A day after The Indian Express reported that a missing elephant, which had the Delhi Police and wildlife officials on its tail for over two months, had been kept in hiding in the national capital all along, police and the wildlife department intensified their search operations.
Wildlife officials Tuesday claimed that 35-year-old Laxmi, Delhi’s last elephant that has been missing since July 6, was last kept hidden in I P Extension, Patparganj, for around 10-15 days — less than a kilometre from the office of the DCP (East).
After receiving information that she was kept there, forest and wildlife officials said they rushed to the spot around 2 pm. But by the time they arrived at the spot, which they said was vacant land opposite a banquet hall, Laxmi and its caretaker were gone. All that remained was elephant dung, officials said.
An officer from the department, who was part of the search operation, said, “Local people, including security guards, told us that the elephant was being kept here for 10-15 days… The land does not have fencing or a boundary (wall) but has tall grass.”
He added that four teams were formed later to comb through the Yamuna floodplains from Mayur Vihar Phase 1 to Akshardham, but Laxmi could not be found. The operation will continue Wednesday.
A senior Delhi Police officer said, “The wildlife department received information that the elephant was sighted in East Delhi Tuesday and we had a joint-team working with them to trace it. We will continue our efforts and we are also trying to find Yusuf Ali.”
The Indian Express had met Ali, who claims to be the animal’s owner and has been with the elephant for the last two months, on Monday.
“After the incident on July 6, we went into hiding. I hid Laxmi in the forests near the banks of the Yamuna for a few days while I kept shifting homes, staying with my relatives here,” he had claimed.
Laxmi was reported missing after wildlife officials had gone to seize it from the banks of the Yamuna near ITO. During the operation, there was a scuffle between officials and the family that was taking care of Laxmi, in the course of which the elephant’s mahout fled with it.
The department has alleged its officers were attacked by members of the family. Later that month, a letter was sent to chief wildlife wardens across the country with the description of the elephant to help trace it.
Meanwhile, within the family that has taken care of Laxmi, a rift has emerged over who owns the animal. Relatives alleged that Yusuf is not the actual owner.
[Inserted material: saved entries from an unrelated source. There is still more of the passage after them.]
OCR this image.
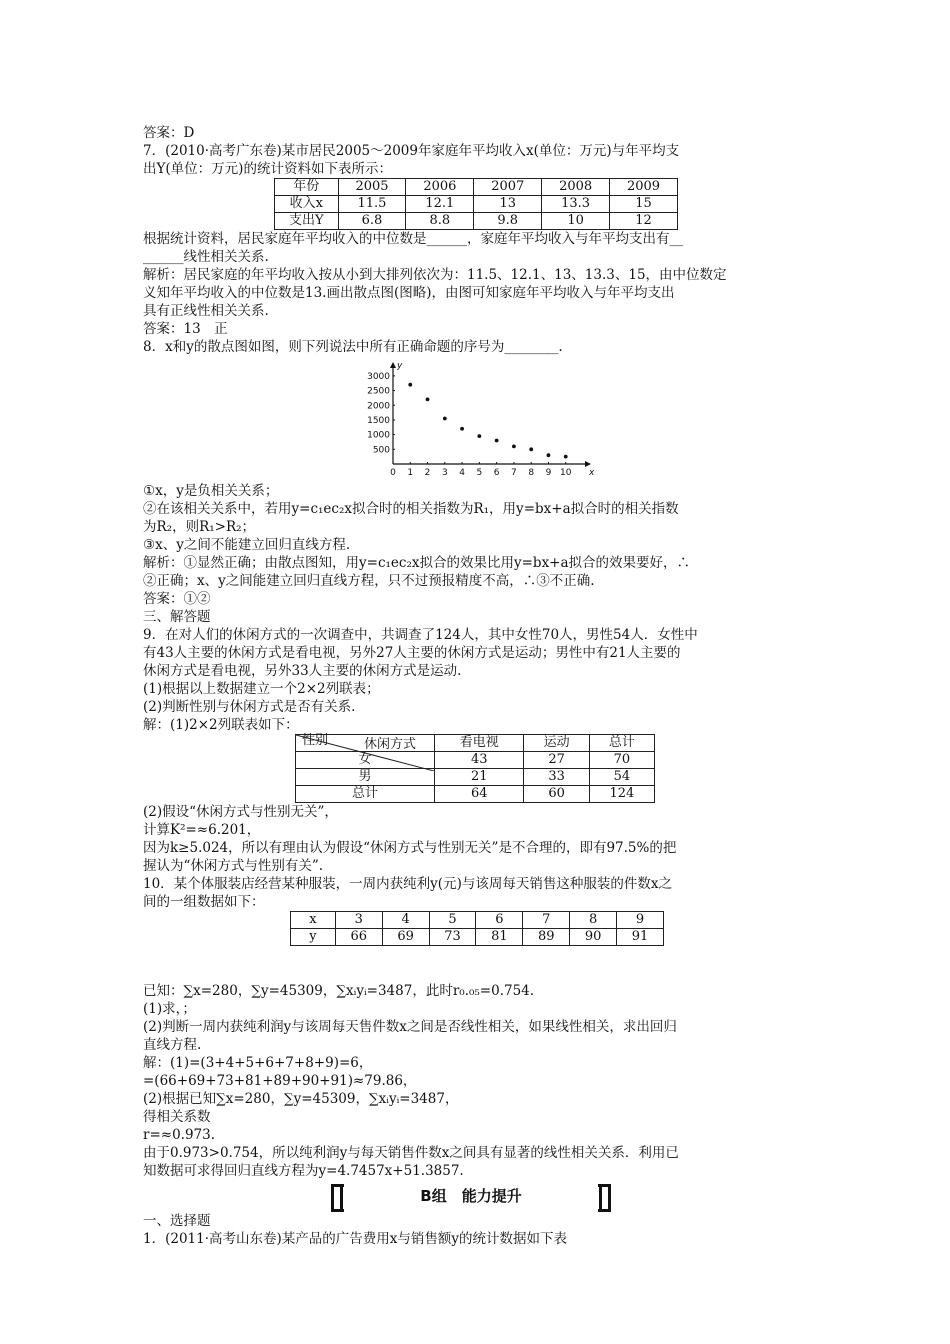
答案：D
7．(2010·高考广东卷)某市居民2005～2009年家庭年平均收入x(单位：万元)与年平均支
出Y(单位：万元)的统计资料如下表所示：
年份	2005	2006	2007	2008	2009
收入x	11.5	12.1	13	13.3	15
支出Y	6.8	8.8	9.8	10	12
根据统计资料，居民家庭年平均收入的中位数是______，家庭年平均收入与年平均支出有__
______线性相关关系.
解析：居民家庭的年平均收入按从小到大排列依次为：11.5、12.1、13、13.3、15，由中位数定
义知年平均收入的中位数是13.画出散点图(图略)，由图可知家庭年平均收入与年平均支出
具有正线性相关关系.
答案：13　正
8．x和y的散点图如图，则下列说法中所有正确命题的序号为________.
0 1 2 3 4 5 6 7 8 9 10
500
1000
1500
2000
2500
3000
x
y
①x，y是负相关关系；
②在该相关关系中，若用y=c₁ec₂x拟合时的相关指数为R₁，用y=bx+a拟合时的相关指数
为R₂，则R₁>R₂；
③x、y之间不能建立回归直线方程.
解析：①显然正确；由散点图知，用y=c₁ec₂x拟合的效果比用y=bx+a拟合的效果要好，∴
②正确；x、y之间能建立回归直线方程，只不过预报精度不高，∴③不正确.
答案：①②
三、解答题
9．在对人们的休闲方式的一次调查中，共调查了124人，其中女性70人，男性54人．女性中
有43人主要的休闲方式是看电视，另外27人主要的休闲方式是运动；男性中有21人主要的
休闲方式是看电视，另外33人主要的休闲方式是运动.
(1)根据以上数据建立一个2×2列联表；
(2)判断性别与休闲方式是否有关系.
解：(1)2×2列联表如下：
休闲方式
性别	看电视	运动	总计
女	43	27	70
男	21	33	54
总计	64	60	124
(2)假设“休闲方式与性别无关”，
计算K²=≈6.201，
因为k≥5.024，所以有理由认为假设“休闲方式与性别无关”是不合理的，即有97.5%的把
握认为“休闲方式与性别有关”.
10．某个体服装店经营某种服装，一周内获纯利y(元)与该周每天销售这种服装的件数x之
间的一组数据如下：
x	3	4	5	6	7	8	9
y	66	69	73	81	89	90	91
已知：∑x=280，∑y=45309，∑xᵢyᵢ=3487，此时r₀.₀₅=0.754.
(1)求，；
(2)判断一周内获纯利润y与该周每天售件数x之间是否线性相关，如果线性相关，求出回归
直线方程.
解：(1)=(3+4+5+6+7+8+9)=6，
=(66+69+73+81+89+90+91)≈79.86，
(2)根据已知∑x=280，∑y=45309，∑xᵢyᵢ=3487，
得相关系数
r=≈0.973.
由于0.973>0.754，所以纯利润y与每天销售件数x之间具有显著的线性相关关系．利用已
知数据可求得回归直线方程为y=4.7457x+51.3857.
B组　能力提升
一、选择题
1．(2011·高考山东卷)某产品的广告费用x与销售额y的统计数据如下表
Mahboob Ali (29) claimed Yusuf took hold of Laxmi illegally after his father and Yusuf’s brother, Yaqoob Ali, died in 2014. He claimed the elephant’s ownership certificate is in his father’s name. Ali denies this and claims the elephant was given to him when his father divided his assets in 2003.
Mahboob also said they have filed a civil case for taking back possession of Laxmi from Yusuf, along with a criminal case against him for allegedly taking hold of the elephant illegally.
“If Laxmi is seized by the department, it would become another lengthy process of trying to get the elephant back… Though, I would still make a request to the government,” Mahboob said.